A Certificate contains your RSA public key, your name, the name of the CA, and is digitally signed by the CA. Browsers that know the CA can verify the signature on that Certificate, thereby obtaining your RSA public key. That enables them to send messages which only you can decrypt.

What is Asymmetric cryptography?

Asymmetric cryptography allows you to freely publish an encryption key that can be used by anyone to send you encrypted messages. Such messages can only be decrypted by you using a decryption key which you always keep secret.

It also allows you to publish messages that can be verified by anyone as coming from you without any modification by others.

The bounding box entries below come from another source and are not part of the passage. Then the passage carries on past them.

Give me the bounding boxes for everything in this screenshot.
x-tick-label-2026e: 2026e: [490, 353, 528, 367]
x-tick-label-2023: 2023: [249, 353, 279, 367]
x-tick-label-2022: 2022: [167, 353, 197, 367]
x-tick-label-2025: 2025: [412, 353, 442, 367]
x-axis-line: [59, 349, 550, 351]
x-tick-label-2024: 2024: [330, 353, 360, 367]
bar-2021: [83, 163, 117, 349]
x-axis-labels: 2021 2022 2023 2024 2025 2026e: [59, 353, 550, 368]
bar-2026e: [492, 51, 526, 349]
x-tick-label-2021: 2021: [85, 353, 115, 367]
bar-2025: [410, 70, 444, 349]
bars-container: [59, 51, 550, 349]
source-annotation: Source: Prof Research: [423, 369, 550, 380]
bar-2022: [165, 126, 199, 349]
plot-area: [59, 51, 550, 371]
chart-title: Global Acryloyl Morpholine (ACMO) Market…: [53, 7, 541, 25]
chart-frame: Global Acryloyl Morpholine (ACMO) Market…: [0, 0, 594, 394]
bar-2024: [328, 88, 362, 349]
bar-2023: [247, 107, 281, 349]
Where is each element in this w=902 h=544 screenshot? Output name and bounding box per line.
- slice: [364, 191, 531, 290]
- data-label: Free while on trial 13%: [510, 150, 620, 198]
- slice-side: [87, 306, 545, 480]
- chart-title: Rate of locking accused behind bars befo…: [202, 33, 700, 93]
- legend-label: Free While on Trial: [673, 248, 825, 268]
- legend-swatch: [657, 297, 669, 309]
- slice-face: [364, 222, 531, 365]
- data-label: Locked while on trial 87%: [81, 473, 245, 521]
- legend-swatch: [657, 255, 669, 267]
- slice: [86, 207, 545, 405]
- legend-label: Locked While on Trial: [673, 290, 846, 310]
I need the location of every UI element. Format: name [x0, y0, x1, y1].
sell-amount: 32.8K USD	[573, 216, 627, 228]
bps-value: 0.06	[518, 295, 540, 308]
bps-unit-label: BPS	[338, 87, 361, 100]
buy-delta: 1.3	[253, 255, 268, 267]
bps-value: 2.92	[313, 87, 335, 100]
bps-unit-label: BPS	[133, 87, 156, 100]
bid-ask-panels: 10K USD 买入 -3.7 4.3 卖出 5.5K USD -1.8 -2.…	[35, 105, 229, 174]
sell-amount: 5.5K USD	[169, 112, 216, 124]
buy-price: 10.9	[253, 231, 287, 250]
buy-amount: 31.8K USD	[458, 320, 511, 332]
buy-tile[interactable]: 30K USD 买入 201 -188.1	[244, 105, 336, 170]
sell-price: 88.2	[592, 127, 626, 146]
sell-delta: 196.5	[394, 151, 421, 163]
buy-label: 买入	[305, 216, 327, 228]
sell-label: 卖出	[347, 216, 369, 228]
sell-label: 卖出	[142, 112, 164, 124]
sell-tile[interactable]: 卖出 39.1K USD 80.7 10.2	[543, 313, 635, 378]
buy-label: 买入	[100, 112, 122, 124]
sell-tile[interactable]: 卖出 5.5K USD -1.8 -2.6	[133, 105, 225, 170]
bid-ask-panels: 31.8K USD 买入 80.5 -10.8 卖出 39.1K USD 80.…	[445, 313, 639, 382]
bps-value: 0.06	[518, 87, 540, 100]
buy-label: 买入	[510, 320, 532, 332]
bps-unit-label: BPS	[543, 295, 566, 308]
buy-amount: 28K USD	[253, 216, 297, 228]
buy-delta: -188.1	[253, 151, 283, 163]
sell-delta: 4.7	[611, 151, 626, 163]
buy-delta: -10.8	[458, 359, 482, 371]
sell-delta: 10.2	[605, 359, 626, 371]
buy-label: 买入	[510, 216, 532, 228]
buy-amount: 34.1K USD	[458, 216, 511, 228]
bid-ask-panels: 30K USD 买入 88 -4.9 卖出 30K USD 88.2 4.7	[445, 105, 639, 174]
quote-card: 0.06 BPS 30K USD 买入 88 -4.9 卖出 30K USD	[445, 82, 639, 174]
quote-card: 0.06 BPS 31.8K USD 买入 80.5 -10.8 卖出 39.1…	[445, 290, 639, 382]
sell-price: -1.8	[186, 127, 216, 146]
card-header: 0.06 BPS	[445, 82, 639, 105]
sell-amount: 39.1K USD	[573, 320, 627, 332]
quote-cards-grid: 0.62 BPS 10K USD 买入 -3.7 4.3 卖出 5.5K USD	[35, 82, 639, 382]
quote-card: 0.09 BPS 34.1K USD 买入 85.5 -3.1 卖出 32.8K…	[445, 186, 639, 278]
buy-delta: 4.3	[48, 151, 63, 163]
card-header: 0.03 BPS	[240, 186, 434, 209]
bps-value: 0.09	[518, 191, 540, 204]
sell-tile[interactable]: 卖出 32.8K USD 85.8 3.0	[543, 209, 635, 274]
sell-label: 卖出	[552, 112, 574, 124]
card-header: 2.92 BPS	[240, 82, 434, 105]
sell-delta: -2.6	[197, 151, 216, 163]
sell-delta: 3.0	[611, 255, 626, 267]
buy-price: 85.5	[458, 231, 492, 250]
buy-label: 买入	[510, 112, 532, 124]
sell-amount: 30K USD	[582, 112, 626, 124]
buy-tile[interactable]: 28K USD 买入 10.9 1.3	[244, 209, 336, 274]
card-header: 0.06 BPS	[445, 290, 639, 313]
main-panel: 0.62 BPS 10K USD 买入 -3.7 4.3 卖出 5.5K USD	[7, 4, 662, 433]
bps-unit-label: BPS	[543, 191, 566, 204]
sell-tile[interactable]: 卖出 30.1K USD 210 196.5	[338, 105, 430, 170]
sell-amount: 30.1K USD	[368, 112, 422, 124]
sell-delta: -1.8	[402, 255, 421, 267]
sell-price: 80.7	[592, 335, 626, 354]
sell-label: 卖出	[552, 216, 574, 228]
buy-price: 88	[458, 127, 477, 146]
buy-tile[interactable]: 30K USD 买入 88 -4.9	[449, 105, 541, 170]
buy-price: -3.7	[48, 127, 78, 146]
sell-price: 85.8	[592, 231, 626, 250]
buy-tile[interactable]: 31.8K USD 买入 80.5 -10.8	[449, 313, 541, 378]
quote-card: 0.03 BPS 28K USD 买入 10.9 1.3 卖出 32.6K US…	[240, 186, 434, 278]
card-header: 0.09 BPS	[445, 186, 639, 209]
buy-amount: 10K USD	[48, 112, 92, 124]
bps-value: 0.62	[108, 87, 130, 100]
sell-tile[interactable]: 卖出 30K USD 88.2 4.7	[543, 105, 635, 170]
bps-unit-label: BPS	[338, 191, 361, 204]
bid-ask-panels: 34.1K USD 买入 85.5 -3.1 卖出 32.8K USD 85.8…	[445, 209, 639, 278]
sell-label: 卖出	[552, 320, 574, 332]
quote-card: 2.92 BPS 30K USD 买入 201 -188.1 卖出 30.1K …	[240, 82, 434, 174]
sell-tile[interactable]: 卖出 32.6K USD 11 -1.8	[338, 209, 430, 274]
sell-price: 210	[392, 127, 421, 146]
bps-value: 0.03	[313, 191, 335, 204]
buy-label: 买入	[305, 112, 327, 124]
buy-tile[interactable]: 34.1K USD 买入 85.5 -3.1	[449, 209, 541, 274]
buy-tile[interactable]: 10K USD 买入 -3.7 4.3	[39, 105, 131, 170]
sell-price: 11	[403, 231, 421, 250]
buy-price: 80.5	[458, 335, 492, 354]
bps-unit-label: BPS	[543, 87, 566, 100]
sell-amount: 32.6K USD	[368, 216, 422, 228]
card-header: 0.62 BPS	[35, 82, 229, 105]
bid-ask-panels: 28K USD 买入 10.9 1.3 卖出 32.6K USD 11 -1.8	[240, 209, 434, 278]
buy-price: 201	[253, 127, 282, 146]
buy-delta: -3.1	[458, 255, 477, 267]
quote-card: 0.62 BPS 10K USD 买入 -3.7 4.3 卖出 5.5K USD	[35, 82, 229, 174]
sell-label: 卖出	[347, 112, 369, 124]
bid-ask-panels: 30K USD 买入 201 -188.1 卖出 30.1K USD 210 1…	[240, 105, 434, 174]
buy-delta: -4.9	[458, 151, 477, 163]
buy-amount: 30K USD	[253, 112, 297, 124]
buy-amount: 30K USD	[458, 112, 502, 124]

So we have a pair of keys that if either one is used for encryption, then the other one is required for decryption. In that sense, we should not refer to the private key as the encryption key and the public key a

To start encrypting or signing, you need a matched pair of keys and you need to forever keep one of them secret.

.key a file that contains a random collection of characters that can be used to encrypt

.cer a file that contains a random collection of characters that can be given out publically and used by anybody to encrypt something to be sent to you

A certificate is some information that has been processed by a private and secret key.

pfx contains a private key and public certificate which contains your public key embedded. Usually pfx files are encrypted and you have to enter a password before using them, ie importing them.